Huddie rose as they put Max on the stretcher.
“Subacute c.c.u. Room 146,” the nurse said.
In the elevator, the black orderly and the white orderly checked out Huddie and Max. Their relationship is not obvious. They might be old white employer, young black employee. Possibly, the black man’s the boss and the old white guy’s been working for him for years, but the old man doesn’t look like he’s been able to work for years. They don’t look like friends, like poker buddies. It does not occur to the orderlies that the men might be lovers, or family. Neither of them would like those possibilities.
Max saw the grey elevator walls, the distorted reflections in the dented steel ceiling, the green sheet, Horace’s hand, his fingernails smooth honey-colored ovals, longer than Max’s, and Max wondered if all black men wore their nails long; he’d never looked at any man’s nails before. He put his hand on Huddie’s wrist and squeezed it. The orderlies took this in too, looking at each other sideways and then straight ahead.
The nurse hung a long grey rectangle around Max’s neck on a cheap cloth band and stuck two new wires into the tabs on his chest. She smiled at the doctor walking in, and he gave back a small smile beneath his big moustache, showing that it was a serious business — don’t even hope otherwise — but they were in good, even excellent, hands. He was visibly intelligent, arrogant, not unkind, taller than average. Max and Huddie thought only one thing: black. Max thought, Good. It will make Horace Lester feel good, and furthermore, he’s not a young man, he probably had to be smarter than everyone else to go to medical school and become a cardiologist back then.
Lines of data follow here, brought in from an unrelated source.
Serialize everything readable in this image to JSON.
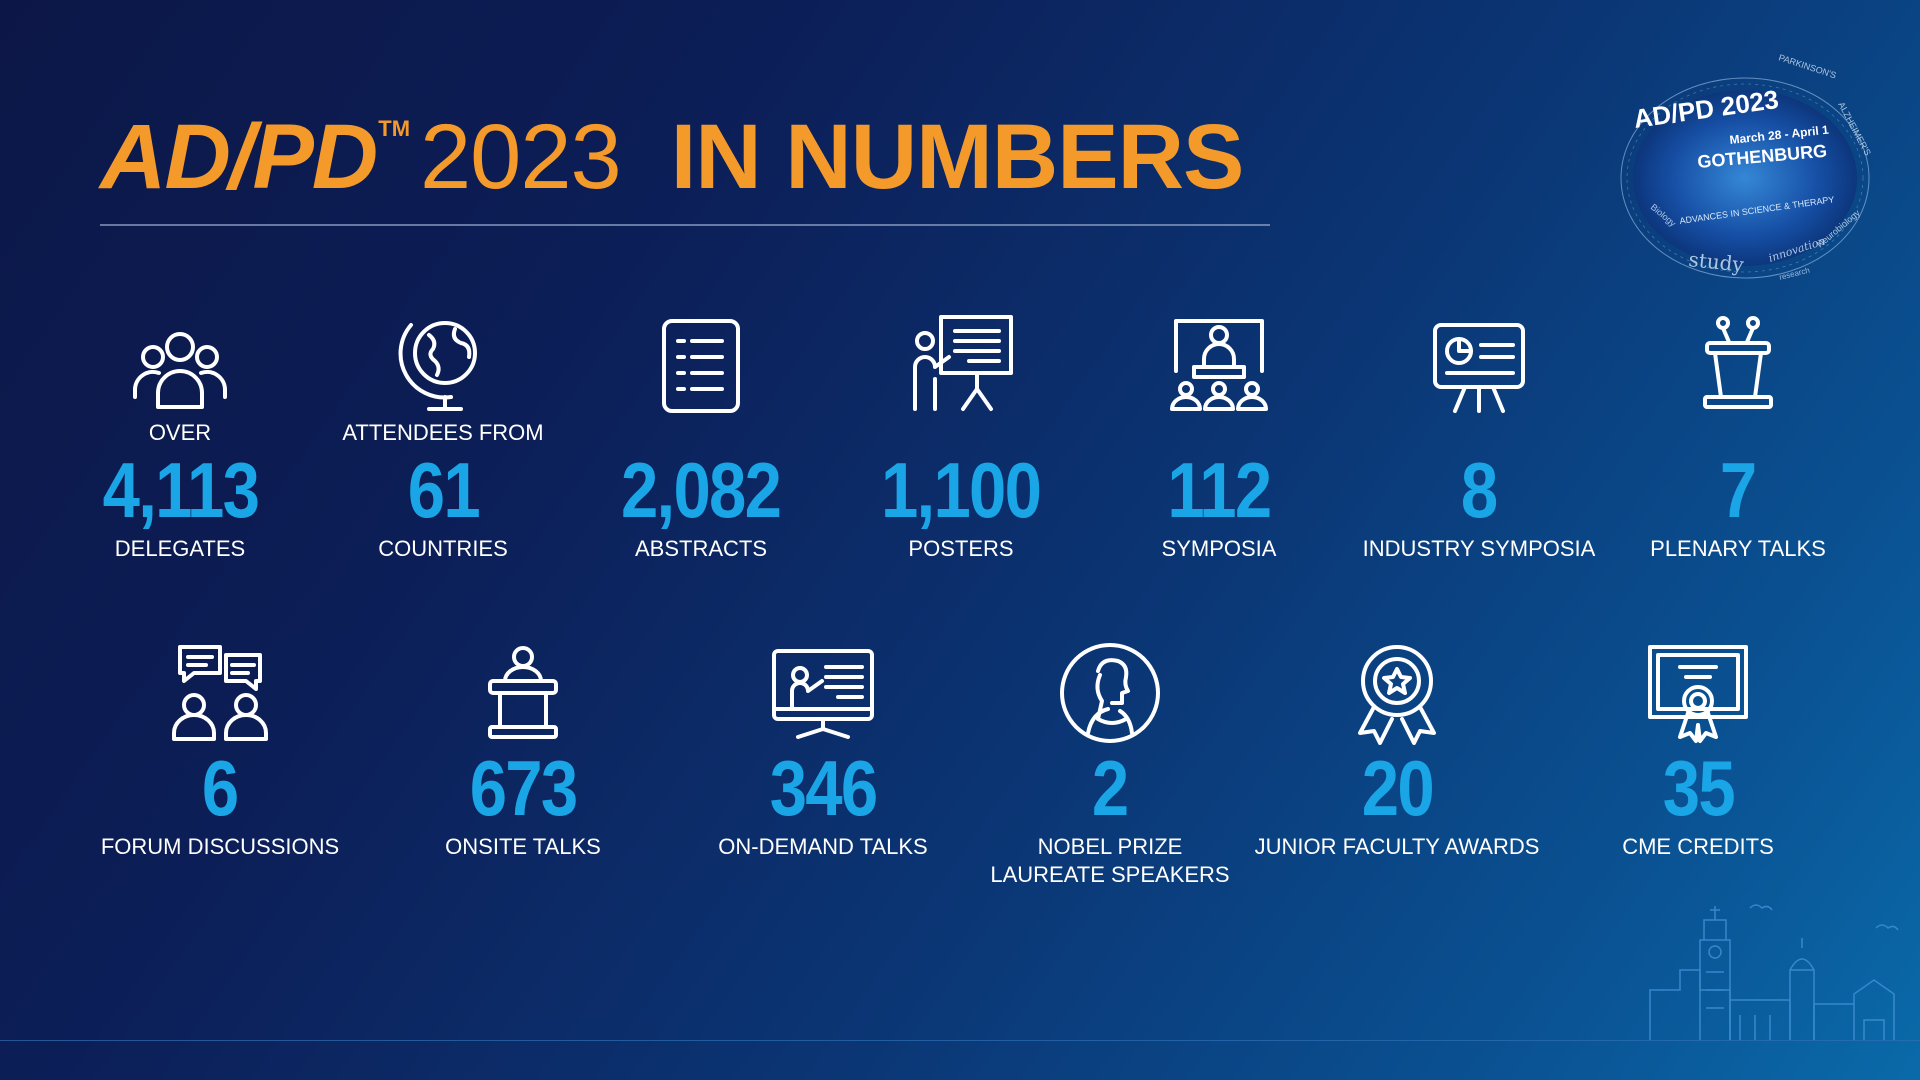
{
  "header": {
    "brand": "AD/PD",
    "tm": "TM",
    "year": "2023",
    "rest": "IN NUMBERS"
  },
  "badge": {
    "title": "AD/PD 2023",
    "dates": "March 28 - April 1",
    "city": "GOTHENBURG",
    "ring": "ADVANCES IN SCIENCE & THERAPY",
    "word_study": "study",
    "word_parkinsons": "PARKINSON'S",
    "word_alzheimers": "ALZHEIMER'S",
    "word_neurobiology": "Neurobiology",
    "word_biology": "Biology",
    "word_innovation": "innovation",
    "word_research": "research"
  },
  "stats_row1": [
    {
      "icon": "group-icon",
      "pre": "OVER",
      "num": "4,113",
      "label": "DELEGATES"
    },
    {
      "icon": "globe-icon",
      "pre": "ATTENDEES FROM",
      "num": "61",
      "label": "COUNTRIES"
    },
    {
      "icon": "document-icon",
      "pre": "",
      "num": "2,082",
      "label": "ABSTRACTS"
    },
    {
      "icon": "presenter-board-icon",
      "pre": "",
      "num": "1,100",
      "label": "POSTERS"
    },
    {
      "icon": "panel-audience-icon",
      "pre": "",
      "num": "112",
      "label": "SYMPOSIA"
    },
    {
      "icon": "chart-screen-icon",
      "pre": "",
      "num": "8",
      "label": "INDUSTRY SYMPOSIA"
    },
    {
      "icon": "podium-icon",
      "pre": "",
      "num": "7",
      "label": "PLENARY TALKS"
    }
  ],
  "stats_row2": [
    {
      "icon": "discussion-icon",
      "num": "6",
      "label": "FORUM DISCUSSIONS"
    },
    {
      "icon": "speaker-podium-icon",
      "num": "673",
      "label": "ONSITE TALKS"
    },
    {
      "icon": "monitor-presenter-icon",
      "num": "346",
      "label": "ON-DEMAND TALKS"
    },
    {
      "icon": "laureate-portrait-icon",
      "num": "2",
      "label": "NOBEL PRIZE LAUREATE SPEAKERS"
    },
    {
      "icon": "award-ribbon-icon",
      "num": "20",
      "label": "JUNIOR FACULTY AWARDS"
    },
    {
      "icon": "certificate-icon",
      "num": "35",
      "label": "CME CREDITS"
    }
  ],
  "colors": {
    "accent_orange": "#f39a2b",
    "number_blue": "#1aa6e6"
  }
}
Huddie knew it was stupid to be pleased, but he was, and inside he’s six and the Alabama kitchenware Aunt Les brought with her flies past him as she calls out, after each pot, lid, and saucepan hits the back door, “Lift up the race, child! Lift up the race.” She lived with them for only three years, his Great-aunt Lessie, and moved back home, saying Gus was doing fine, Huddie was doing fine, and the cold was killing her. She prayed conversationally and constantly: instructing, cajoling, informing, and flirting with the Lord. She prayed for Huddie to learn to wipe his feet, she prayed for justice for her people, she prayed for Gus’s loan to come through, she prayed for Gus to find a wife to mother the boy, she prayed that God would see fit to change Gus’s ways so that the woman’s life would not be Hell on earth. She smoked a corncob pipe at night and made Huddie hold up her big silver-backed mirror on Sundays so she could pluck two grey hairs from her chin, dress her long hair, and take him to church. On the occasional Sunday, he’s found himself sitting behind an old woman smelling of woodsmoke and Dixie Peach and felt time collapse like a paper tunnel.